The present invention is not limited to the above embodiment. For example, in the above-described embodiment, an example in which the ultraviolet reflection layer 14 is formed by vacuum vapor deposition is shown, but sputtering,
A method of using a thin film forming apparatus such as ion plating, a method of using chemical plating, a method of adhering a sheet-like ultraviolet reflection, or the like may be used. Of course, various modifications can be made without departing from the scope of the present invention.

[0043]

According to the present invention, an ion flow passage hole for passing an ion flow by using an excimer laser beam is opened in a laminated body in which an insulating layer is arranged between at least a pair of electrode layers made of metal foil. In the method for manufacturing the ion flow control head, the surface of one of the electrode layers is previously
An ultraviolet reflection layer having a higher ultraviolet reflectance than the metal forming the electrode layer is provided, and after forming ion flow holes in each electrode layer of the ultraviolet reflection layer and the laminate, the side provided with the ultraviolet reflection layer Since the insulating layer is irradiated with excimer laser light through the ion flow passage hole, an ion flow control hole for controlling the ion flow is formed in the insulating layer, so that there is no problem in practical use. Not only the head can be obtained, but the electrode layer is not deformed or cracked due to the irradiation of the excimer laser light during manufacturing, and the high-precision hole machining technology using the excimer laser light can be fully utilized. It is an object of the present invention to provide a method of manufacturing an ion flow control head that can form control holes easily and with high precision.

[Brief description of drawings]

FIG. 1 is a process drawing showing a part of a manufacturing process of an ion flow control head according to an embodiment of the present invention.

FIG. 2 is a process drawing showing another part of the manufacturing process of the ion flow control head according to the embodiment.

FIG. 3 is a diagram showing a configuration of a laser device and a laser tube that generate excimer laser light according to the above embodiment.

FIG. 4 is a main part configuration diagram showing an example of a general ion flow control head according to a conventional example.

FIG. 5 is a diagram illustrating a defect in a method of manufacturing an ion flow control head according to a conventional example.

[Explanation of Codes] 10, 15 ... Laminated body, 11 ... Electrode layer for ion flow focusing,
12 ... Electrode layer for controlling ion flow, 13 ... Film-like insulating layer, 14 ... UV reflecting layer, 11a, 12a, 13a,
14a ... Ion flow passage hole, 20 ... Laser device, 30 ... Laser tube.

Claims (1)

[Claims] 1. A laminated body in which an insulating layer is disposed between at least a pair of electrode layers made of a metal foil is provided with an ion flow passage hole for passing an ion flow using excimer laser light.
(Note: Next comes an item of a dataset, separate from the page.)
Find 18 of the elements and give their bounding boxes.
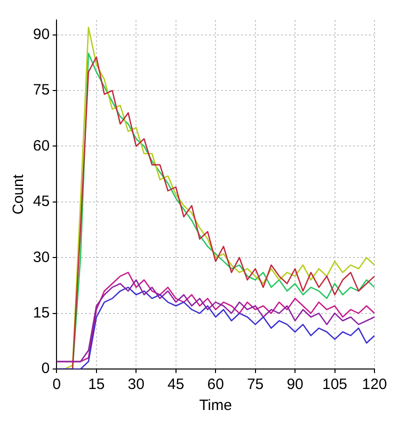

In the method of manufacturing an ion flow control head, a step of previously providing an ultraviolet reflecting layer having a higher ultraviolet reflectance than the metal forming the electrode layer on the surface of one of the electrode layers, and providing the ultraviolet reflecting layer by this step After that, a step of forming ion flow holes in this ultraviolet reflection layer and each electrode layer of the laminate, and after forming ion flow passage holes in this step, the ion flow from the side provided with the ultraviolet reflection layer Irradiating the insulating layer with excimer laser light through the through hole to form an ion flow control hole for controlling the ion flow in the insulating layer, and the ion comprising: Method of manufacturing a control head.